Das Parlament: Ist eine grundlegende Reform der Finanzbeziehung zwischen Bund, Länder und Kommunen nötig, und falls ja, wie sollte diese aus kommunaler Sicht aussehen?
Burkhard Jung:
Den Städten werden von Bund und Ländern immer mehr Aufgaben übertragen, ohne deren Finanzierung annähernd sicherzustellen. Damit muss Schluss sein. Das heisst, Konnexität muss für alle staatlichen Ebenen gelten.
Auch die kommunalen Sozialausgaben, auf die wir kaum Einfluss haben, laufen uns davon. Wir erleben zweistellige Zuwachsraten jedes Jahr. Bei den Kommunen liegt etwa ein Viertel der gesamtstaatlichen Aufgaben, sie haben aber nur ein Siebtel der Steuereinnahmen. Deshalb ist klar, wir brauchen einen größeren Anteil von den Gemeinschaftssteuern, zum Beispiel der Umsatzsteuer, denn wir müssen aus der strukturellen Unterfinanzierung raus.
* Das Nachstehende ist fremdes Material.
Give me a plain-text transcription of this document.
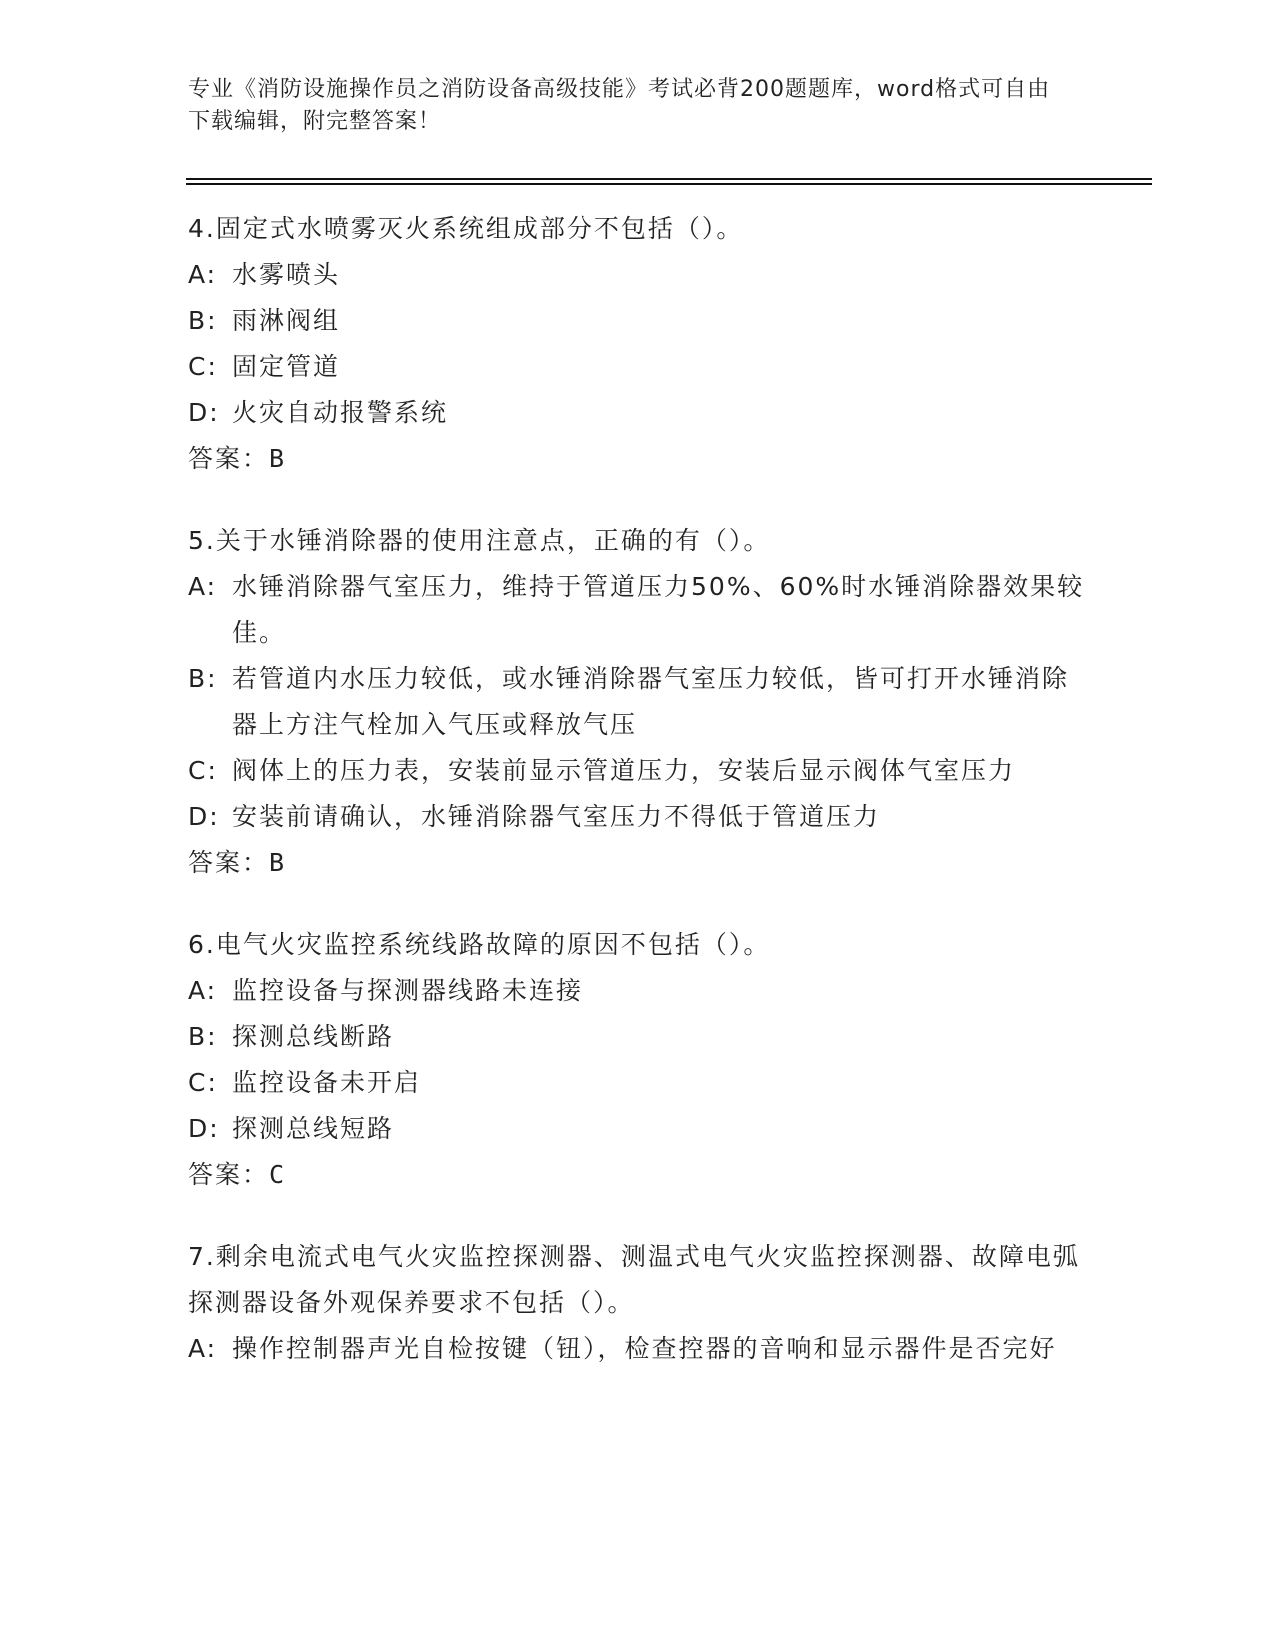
专业《消防设施操作员之消防设备高级技能》考试必背200题题库，word格式可自由下载编辑，附完整答案！
4.固定式水喷雾灭火系统组成部分不包括（）。
A: 水雾喷头
B: 雨淋阀组
C: 固定管道
D: 火灾自动报警系统
答案：B
5.关于水锤消除器的使用注意点，正确的有（）。
A: 水锤消除器气室压力，维持于管道压力50%、60%时水锤消除器效果较佳。
B: 若管道内水压力较低，或水锤消除器气室压力较低，皆可打开水锤消除器上方注气栓加入气压或释放气压
C: 阀体上的压力表，安装前显示管道压力，安装后显示阀体气室压力
D: 安装前请确认，水锤消除器气室压力不得低于管道压力
答案：B
6.电气火灾监控系统线路故障的原因不包括（）。
A: 监控设备与探测器线路未连接
B: 探测总线断路
C: 监控设备未开启
D: 探测总线短路
答案：C
7.剩余电流式电气火灾监控探测器、测温式电气火灾监控探测器、故障电弧探测器设备外观保养要求不包括（）。
A: 操作控制器声光自检按键（钮），检查控器的音响和显示器件是否完好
Und wenn die neue Bundesregierung und die Länder Steuererleichterungen auf den Weg bringen, müssen die Einnahmeausfälle der Kommunen komplett ausgeglichen werden.
Das Parlament: Wie sollte die Gewerbesteuer aus kommunaler Sicht reformiert werden?
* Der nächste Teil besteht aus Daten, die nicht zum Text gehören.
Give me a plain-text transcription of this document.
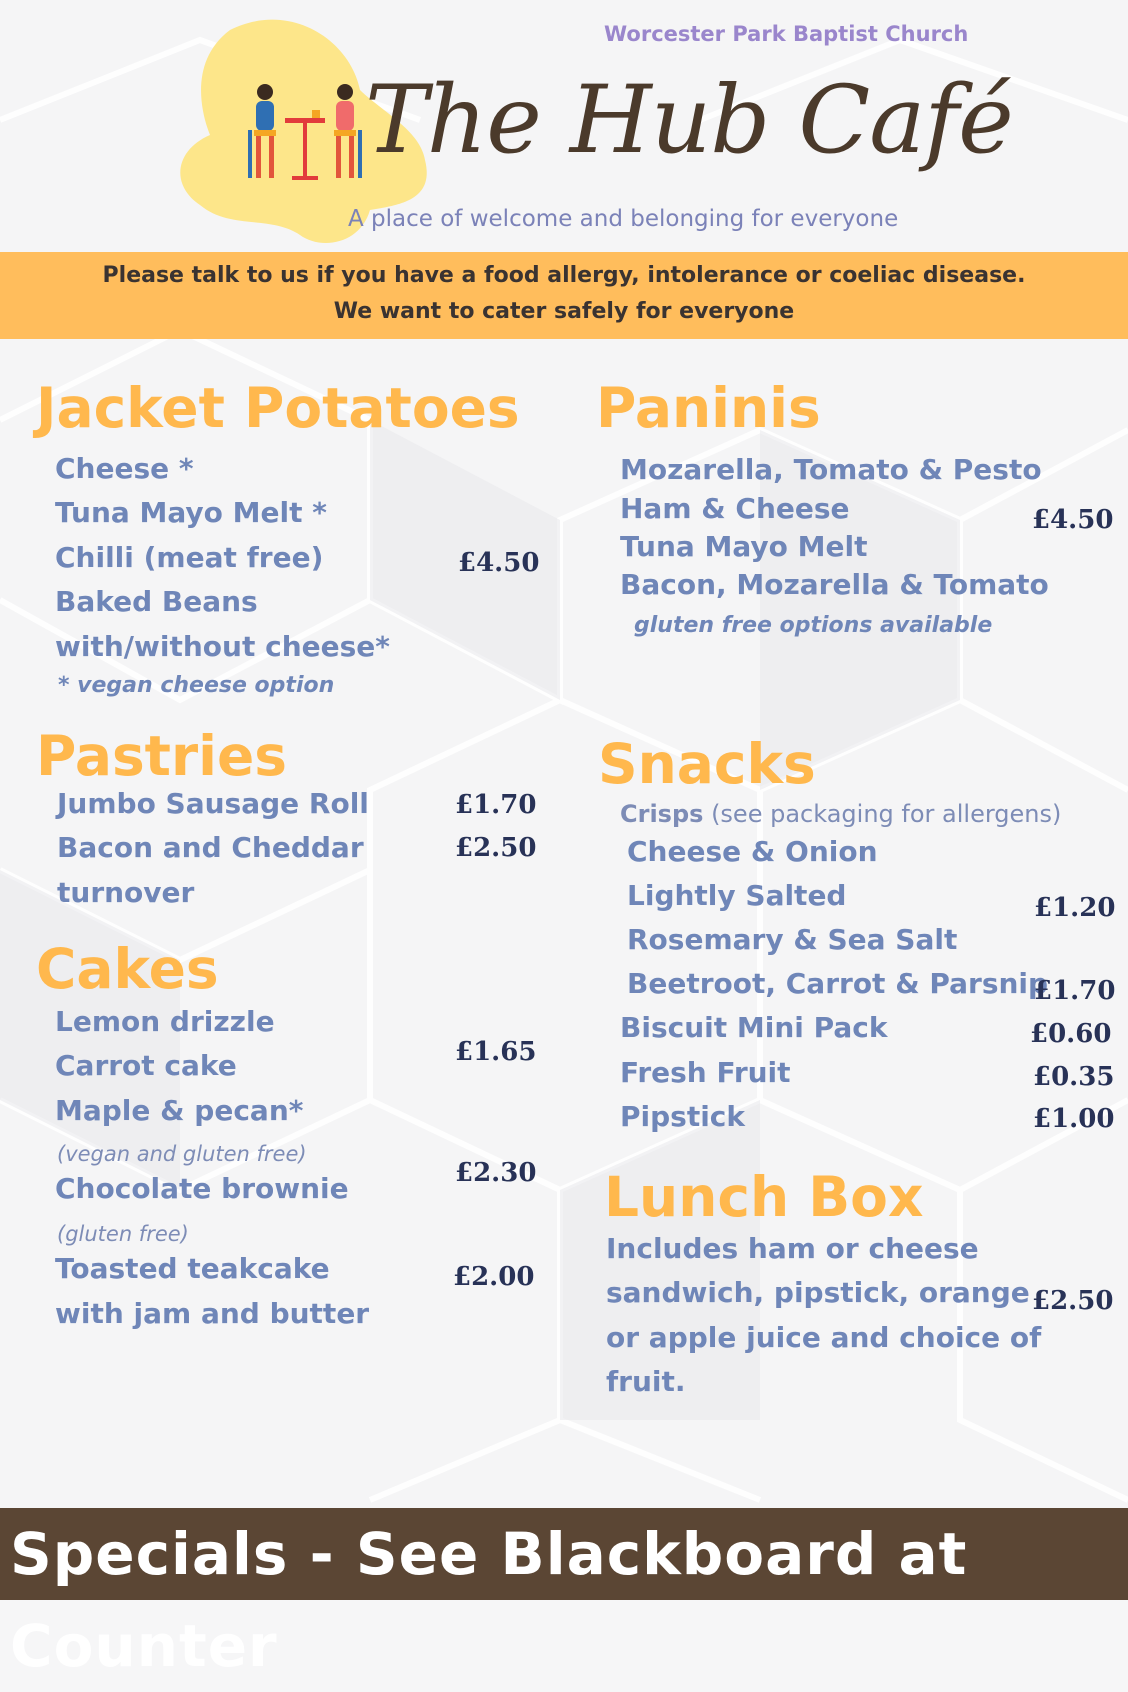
Worcester Park Baptist Church
The Hub Café
A place of welcome and belonging for everyone
Please talk to us if you have a food allergy, intolerance or coeliac disease.
We want to cater safely for everyone
Jacket Potatoes
Cheese *
Tuna Mayo Melt *
Chilli (meat free)
Baked Beans
with/without cheese*
£4.50
* vegan cheese option
Paninis
Mozarella, Tomato & Pesto
Ham & Cheese
Tuna Mayo Melt
Bacon, Mozarella & Tomato
£4.50
gluten free options available
Pastries
Jumbo Sausage Roll
Bacon and Cheddar
turnover
£1.70
£2.50
Cakes
Lemon drizzle
Carrot cake
Maple & pecan*
(vegan and gluten free)
Chocolate brownie
(gluten free)
Toasted teakcake
with jam and butter
£1.65
£2.30
£2.00
Snacks
Crisps (see packaging for allergens)
Cheese & Onion
Lightly Salted
Rosemary & Sea Salt
Beetroot, Carrot & Parsnip
Biscuit Mini Pack
Fresh Fruit
Pipstick
£1.20
£1.70
£0.60
£0.35
£1.00
Lunch Box
Includes ham or cheese
sandwich, pipstick, orange
or apple juice and choice of
fruit.
£2.50
Specials - See Blackboard at Counter
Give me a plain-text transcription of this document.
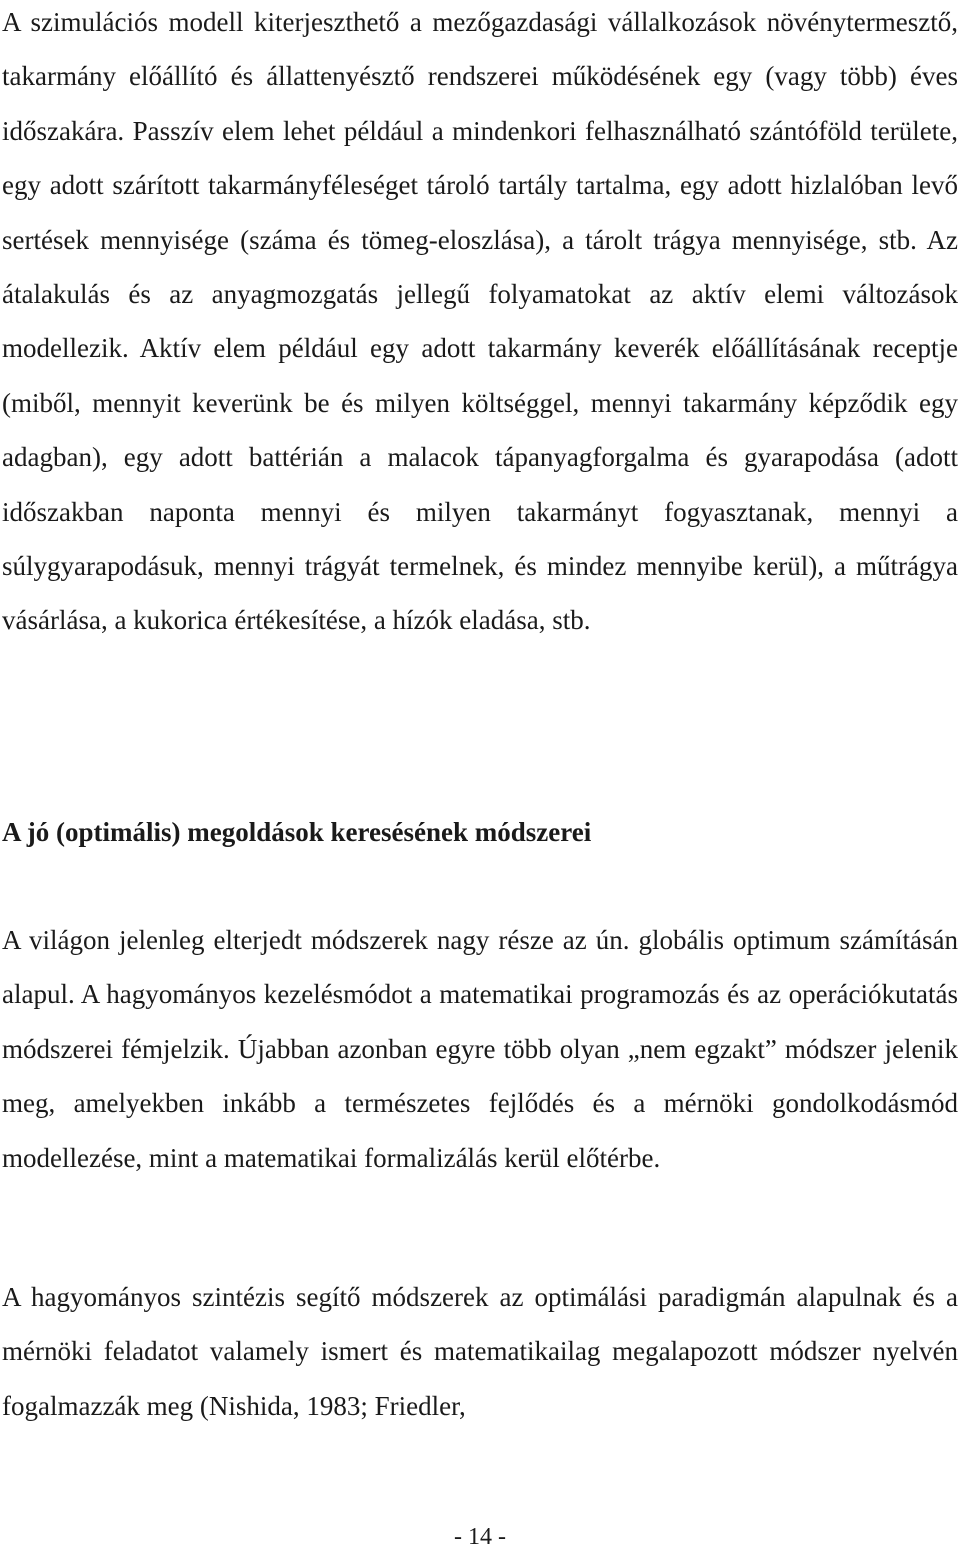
A szimulációs modell kiterjeszthető a mezőgazdasági vállalkozások növénytermesztő, takarmány előállító és állattenyésztő rendszerei működésének egy (vagy több) éves időszakára. Passzív elem lehet például a mindenkori felhasználható szántóföld területe, egy adott szárított takarmányféleséget tároló tartály tartalma, egy adott hizlalóban levő sertések mennyisége (száma és tömeg-eloszlása), a tárolt trágya mennyisége, stb. Az átalakulás és az anyagmozgatás jellegű folyamatokat az aktív elemi változások modellezik. Aktív elem például egy adott takarmány keverék előállításának receptje (miből, mennyit keverünk be és milyen költséggel, mennyi takarmány képződik egy adagban), egy adott battérián a malacok tápanyagforgalma és gyarapodása (adott időszakban naponta mennyi és milyen takarmányt fogyasztanak, mennyi a súlygyarapodásuk, mennyi trágyát termelnek, és mindez mennyibe kerül), a műtrágya vásárlása, a kukorica értékesítése, a hízók eladása, stb.

A jó (optimális) megoldások keresésének módszerei

A világon jelenleg elterjedt módszerek nagy része az ún. globális optimum számításán alapul. A hagyományos kezelésmódot a matematikai programozás és az operációkutatás módszerei fémjelzik. Újabban azonban egyre több olyan „nem egzakt” módszer jelenik meg, amelyekben inkább a természetes fejlődés és a mérnöki gondolkodásmód modellezése, mint a matematikai formalizálás kerül előtérbe.

A hagyományos szintézis segítő módszerek az optimálási paradigmán alapulnak és a mérnöki feladatot valamely ismert és matematikailag megalapozott módszer nyelvén fogalmazzák meg (Nishida, 1983; Friedler,

- 14 -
Jung: Die Gewerbesteuer ist eine gute Gemeindesteuer. Sie ist eine der wichtigsten Einnahmequellen für die Städte, damit Schulen, Straßen und Kindergärten, kurz das gesellschaftliche Leben in den Städten finanziert wird. Sie bildet außerdem ein starkes Band zur lokalen Wirtschaft, denn die Städte haben selbst ein großes Interesse, dass es der Wirtschaft vor Ort gut geht. Die Gewerbesteuer hat sich über die Jahrzehnte hinweg bewährt und ist ein Erfolgsmodell, das fortgeschrieben werden sollte.